Mick Ronson’s arrangement for Bowie’s “Sorrow” took the choicest bits of the Merseys’ and subtly improved them. He made the Merseys’ bowed bass a solitary violin, in line with how the opening verse was just Bowie, his 12-string acoustic guitar (its only appearance on the album), Trevor Bolder’s bass and Mike Garson’s processed piano. The Merseys’ half-bar-delayed harmony vocals became a hall of Bowie mirrors; their piping trumpets and trombones became a ruminative saxophone break: a baritone harmonic base and a tenor melodic line. Ronson’s scoring for strings rivaled his work on Hunky Dory, from the long-held high notes in the ultimate verse (matching Bowie’s gorgeous leap of an octave) to the waltz patterns that sweep through the last refrain.

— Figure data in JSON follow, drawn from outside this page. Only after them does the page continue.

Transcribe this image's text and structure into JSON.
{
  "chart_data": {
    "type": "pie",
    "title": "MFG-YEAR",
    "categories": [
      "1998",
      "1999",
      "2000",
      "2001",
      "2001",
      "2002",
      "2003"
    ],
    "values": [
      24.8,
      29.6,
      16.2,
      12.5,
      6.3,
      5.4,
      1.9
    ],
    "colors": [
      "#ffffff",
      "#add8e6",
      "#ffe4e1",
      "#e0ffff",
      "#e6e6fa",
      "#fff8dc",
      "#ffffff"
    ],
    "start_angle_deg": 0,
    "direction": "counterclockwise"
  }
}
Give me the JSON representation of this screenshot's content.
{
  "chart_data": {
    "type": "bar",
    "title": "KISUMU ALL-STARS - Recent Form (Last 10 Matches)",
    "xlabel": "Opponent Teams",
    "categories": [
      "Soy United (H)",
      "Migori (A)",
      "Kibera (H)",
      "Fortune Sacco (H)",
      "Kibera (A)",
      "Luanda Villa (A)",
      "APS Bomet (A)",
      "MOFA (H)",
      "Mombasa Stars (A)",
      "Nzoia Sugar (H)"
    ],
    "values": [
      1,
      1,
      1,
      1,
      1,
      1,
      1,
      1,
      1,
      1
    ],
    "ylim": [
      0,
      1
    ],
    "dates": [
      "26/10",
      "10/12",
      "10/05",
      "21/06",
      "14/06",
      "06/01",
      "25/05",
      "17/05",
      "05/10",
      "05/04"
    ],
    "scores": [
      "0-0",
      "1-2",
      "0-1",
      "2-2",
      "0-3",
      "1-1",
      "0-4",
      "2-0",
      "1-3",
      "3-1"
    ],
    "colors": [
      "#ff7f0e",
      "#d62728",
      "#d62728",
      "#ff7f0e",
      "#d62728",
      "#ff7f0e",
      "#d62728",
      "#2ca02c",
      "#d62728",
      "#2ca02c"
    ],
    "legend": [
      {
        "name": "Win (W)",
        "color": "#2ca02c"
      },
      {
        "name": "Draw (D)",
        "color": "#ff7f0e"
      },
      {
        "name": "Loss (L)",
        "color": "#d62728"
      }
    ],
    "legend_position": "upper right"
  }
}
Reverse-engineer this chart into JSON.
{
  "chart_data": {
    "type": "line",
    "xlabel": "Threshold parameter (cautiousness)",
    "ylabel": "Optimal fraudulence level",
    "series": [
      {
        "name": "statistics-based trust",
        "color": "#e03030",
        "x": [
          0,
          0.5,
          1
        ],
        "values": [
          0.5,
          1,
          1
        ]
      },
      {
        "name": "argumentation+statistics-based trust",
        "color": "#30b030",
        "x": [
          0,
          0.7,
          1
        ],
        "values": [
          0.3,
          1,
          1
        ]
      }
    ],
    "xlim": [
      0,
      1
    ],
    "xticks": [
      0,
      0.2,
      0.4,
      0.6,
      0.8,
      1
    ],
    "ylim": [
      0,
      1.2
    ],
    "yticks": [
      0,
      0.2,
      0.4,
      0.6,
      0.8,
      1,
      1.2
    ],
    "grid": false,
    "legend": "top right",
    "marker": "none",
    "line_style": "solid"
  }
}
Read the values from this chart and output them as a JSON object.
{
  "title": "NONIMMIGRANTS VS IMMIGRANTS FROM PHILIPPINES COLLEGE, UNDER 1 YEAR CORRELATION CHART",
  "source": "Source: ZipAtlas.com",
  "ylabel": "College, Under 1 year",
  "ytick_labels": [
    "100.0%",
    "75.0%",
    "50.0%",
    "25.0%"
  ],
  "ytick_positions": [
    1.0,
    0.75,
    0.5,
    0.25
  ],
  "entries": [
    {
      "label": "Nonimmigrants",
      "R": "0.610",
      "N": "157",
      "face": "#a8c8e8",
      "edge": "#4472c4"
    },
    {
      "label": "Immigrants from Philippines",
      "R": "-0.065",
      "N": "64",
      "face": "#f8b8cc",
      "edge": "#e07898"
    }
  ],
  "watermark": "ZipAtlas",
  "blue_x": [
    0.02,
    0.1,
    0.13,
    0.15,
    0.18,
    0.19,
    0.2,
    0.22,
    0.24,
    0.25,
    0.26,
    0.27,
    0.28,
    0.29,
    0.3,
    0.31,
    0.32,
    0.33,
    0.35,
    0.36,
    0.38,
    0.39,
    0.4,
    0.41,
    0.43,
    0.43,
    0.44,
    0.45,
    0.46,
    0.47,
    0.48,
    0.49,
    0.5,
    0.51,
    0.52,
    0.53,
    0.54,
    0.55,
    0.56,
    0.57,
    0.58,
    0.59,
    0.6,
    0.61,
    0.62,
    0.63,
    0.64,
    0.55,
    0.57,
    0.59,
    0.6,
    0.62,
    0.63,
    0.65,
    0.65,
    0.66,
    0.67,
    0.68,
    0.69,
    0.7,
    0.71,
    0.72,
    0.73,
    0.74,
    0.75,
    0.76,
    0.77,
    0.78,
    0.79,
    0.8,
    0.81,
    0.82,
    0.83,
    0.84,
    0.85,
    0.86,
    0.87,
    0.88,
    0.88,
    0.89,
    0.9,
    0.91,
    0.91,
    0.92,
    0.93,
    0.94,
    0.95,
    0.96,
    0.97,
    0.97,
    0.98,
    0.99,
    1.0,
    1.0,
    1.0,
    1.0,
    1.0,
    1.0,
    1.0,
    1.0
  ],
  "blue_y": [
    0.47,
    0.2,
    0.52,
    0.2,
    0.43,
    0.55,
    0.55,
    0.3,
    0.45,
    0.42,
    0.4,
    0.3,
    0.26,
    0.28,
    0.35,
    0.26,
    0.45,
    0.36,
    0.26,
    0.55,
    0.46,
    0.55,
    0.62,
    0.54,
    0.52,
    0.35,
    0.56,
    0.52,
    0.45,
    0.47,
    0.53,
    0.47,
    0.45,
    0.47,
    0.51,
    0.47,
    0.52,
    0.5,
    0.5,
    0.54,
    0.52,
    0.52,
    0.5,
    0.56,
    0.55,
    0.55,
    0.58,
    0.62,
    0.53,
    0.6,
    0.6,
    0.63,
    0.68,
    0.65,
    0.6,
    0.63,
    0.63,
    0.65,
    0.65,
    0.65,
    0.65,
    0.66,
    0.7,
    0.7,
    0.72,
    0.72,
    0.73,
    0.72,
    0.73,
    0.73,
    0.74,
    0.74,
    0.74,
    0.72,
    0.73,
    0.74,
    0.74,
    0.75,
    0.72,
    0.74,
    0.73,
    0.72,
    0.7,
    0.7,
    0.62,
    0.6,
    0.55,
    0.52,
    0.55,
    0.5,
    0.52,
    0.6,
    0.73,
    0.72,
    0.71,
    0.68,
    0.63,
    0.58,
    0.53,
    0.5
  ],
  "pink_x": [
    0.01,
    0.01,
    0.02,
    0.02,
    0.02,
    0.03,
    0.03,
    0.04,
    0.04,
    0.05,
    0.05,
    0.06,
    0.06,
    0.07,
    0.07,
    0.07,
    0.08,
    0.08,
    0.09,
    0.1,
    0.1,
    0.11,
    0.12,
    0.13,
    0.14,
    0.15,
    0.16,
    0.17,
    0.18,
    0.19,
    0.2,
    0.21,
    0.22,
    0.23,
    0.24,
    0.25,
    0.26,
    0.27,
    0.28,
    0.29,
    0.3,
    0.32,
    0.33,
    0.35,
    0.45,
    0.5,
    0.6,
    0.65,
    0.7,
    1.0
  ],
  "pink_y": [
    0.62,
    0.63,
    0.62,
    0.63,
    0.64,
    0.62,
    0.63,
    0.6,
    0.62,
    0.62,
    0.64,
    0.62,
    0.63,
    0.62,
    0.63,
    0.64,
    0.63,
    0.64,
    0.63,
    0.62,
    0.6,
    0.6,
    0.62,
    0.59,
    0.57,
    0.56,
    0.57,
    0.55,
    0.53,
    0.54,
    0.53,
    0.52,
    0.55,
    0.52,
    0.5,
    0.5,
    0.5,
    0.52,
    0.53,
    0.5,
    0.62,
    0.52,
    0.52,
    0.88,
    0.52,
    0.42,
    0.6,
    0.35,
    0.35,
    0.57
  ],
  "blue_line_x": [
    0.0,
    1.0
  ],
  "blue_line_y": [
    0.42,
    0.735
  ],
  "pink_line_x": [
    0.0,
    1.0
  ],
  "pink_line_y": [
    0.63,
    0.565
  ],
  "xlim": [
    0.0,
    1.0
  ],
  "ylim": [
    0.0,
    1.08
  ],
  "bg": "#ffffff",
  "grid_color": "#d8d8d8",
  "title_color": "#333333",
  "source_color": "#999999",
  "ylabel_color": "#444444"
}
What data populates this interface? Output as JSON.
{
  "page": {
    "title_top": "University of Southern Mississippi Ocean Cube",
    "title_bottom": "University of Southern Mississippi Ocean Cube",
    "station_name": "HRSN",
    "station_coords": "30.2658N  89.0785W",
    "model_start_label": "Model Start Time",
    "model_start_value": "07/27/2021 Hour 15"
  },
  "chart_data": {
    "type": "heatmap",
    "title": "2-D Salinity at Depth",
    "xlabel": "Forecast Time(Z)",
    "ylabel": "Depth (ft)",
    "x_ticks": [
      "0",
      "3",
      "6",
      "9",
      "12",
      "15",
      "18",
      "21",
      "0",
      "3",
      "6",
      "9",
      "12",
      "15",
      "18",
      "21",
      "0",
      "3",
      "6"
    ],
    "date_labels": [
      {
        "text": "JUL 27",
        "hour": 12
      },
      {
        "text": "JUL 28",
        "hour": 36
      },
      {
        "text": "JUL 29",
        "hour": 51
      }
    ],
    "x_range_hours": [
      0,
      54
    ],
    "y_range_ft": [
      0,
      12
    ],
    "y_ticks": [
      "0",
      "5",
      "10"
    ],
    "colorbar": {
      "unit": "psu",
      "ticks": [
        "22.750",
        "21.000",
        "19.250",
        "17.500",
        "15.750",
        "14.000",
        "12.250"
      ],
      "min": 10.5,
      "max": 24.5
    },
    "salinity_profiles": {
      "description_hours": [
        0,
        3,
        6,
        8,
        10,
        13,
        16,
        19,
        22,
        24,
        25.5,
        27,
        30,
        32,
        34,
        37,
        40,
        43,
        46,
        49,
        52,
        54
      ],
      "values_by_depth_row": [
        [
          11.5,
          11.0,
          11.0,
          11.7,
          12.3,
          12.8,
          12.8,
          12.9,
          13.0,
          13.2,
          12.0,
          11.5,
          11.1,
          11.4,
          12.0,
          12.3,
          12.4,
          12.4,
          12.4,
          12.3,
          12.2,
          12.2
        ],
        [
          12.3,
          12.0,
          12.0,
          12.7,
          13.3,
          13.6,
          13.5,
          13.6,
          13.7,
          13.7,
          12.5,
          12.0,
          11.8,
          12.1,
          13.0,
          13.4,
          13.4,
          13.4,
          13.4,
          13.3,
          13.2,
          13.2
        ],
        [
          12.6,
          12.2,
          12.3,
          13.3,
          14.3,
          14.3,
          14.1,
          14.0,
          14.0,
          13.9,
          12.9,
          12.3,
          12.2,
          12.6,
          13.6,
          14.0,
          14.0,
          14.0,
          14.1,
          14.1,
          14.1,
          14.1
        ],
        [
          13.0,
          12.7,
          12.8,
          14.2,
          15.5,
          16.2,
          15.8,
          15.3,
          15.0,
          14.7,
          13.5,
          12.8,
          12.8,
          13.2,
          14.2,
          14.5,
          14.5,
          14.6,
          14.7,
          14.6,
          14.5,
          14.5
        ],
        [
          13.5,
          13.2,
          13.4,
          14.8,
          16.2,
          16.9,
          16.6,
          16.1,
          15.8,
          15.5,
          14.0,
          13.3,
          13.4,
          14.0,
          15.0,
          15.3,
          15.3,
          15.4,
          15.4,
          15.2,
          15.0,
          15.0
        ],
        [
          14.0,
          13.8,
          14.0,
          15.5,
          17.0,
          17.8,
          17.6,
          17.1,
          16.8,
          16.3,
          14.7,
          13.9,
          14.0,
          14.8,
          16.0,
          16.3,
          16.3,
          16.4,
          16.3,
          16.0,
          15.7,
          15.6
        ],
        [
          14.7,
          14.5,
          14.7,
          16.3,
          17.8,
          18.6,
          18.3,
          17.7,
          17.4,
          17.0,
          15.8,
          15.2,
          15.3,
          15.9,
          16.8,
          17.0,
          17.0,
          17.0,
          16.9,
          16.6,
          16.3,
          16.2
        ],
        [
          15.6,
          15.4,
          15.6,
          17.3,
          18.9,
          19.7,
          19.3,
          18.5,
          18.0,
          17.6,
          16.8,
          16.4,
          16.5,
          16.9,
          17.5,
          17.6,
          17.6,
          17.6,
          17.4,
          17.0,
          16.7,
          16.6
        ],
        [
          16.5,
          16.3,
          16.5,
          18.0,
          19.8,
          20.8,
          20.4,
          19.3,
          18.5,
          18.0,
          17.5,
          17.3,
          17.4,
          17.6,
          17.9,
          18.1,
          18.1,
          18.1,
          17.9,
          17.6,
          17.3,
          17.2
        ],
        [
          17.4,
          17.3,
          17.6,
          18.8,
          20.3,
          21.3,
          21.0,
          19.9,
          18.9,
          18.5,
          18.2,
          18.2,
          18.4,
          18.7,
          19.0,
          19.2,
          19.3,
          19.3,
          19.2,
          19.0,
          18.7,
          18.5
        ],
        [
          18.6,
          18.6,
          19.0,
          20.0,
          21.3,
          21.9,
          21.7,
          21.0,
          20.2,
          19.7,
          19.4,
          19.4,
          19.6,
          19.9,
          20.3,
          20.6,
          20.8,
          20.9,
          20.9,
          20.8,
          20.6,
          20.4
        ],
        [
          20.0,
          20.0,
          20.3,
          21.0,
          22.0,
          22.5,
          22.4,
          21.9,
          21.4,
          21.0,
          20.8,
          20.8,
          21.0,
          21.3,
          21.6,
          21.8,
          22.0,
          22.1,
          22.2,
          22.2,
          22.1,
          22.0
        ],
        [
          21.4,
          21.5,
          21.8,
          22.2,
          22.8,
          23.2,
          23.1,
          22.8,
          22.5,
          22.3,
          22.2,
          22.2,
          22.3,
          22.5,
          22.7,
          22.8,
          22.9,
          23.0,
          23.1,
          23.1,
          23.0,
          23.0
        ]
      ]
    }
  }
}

As a last pip, Bowie’s “Sorrow” had a thirty-second F major outro, where Garson on electric piano worked a new melody until the fade consigns him to silence. It paralleled how Bowie had moved the lyric to the past tense—the disaster’s over and he’s left trying to pick up the pieces.
Recorded 9-31 July 1973, Château d’Hérouville, and released as a single in October 1973 (RCA 2424 c/w “Amsterdam,” #3 UK). On Pin Ups, it was sequenced between the garish “Friday On My Mind” and the brutal “Don’t Bring Me Down” (whose opening guitar riff kills off “Sorrow”‘s fadeout). Bowie performed it in his “1980 Floor Show” (with Roxy Music cover model Amanda Lear as the heartbreaker) and in his 1974 and 1983 tours.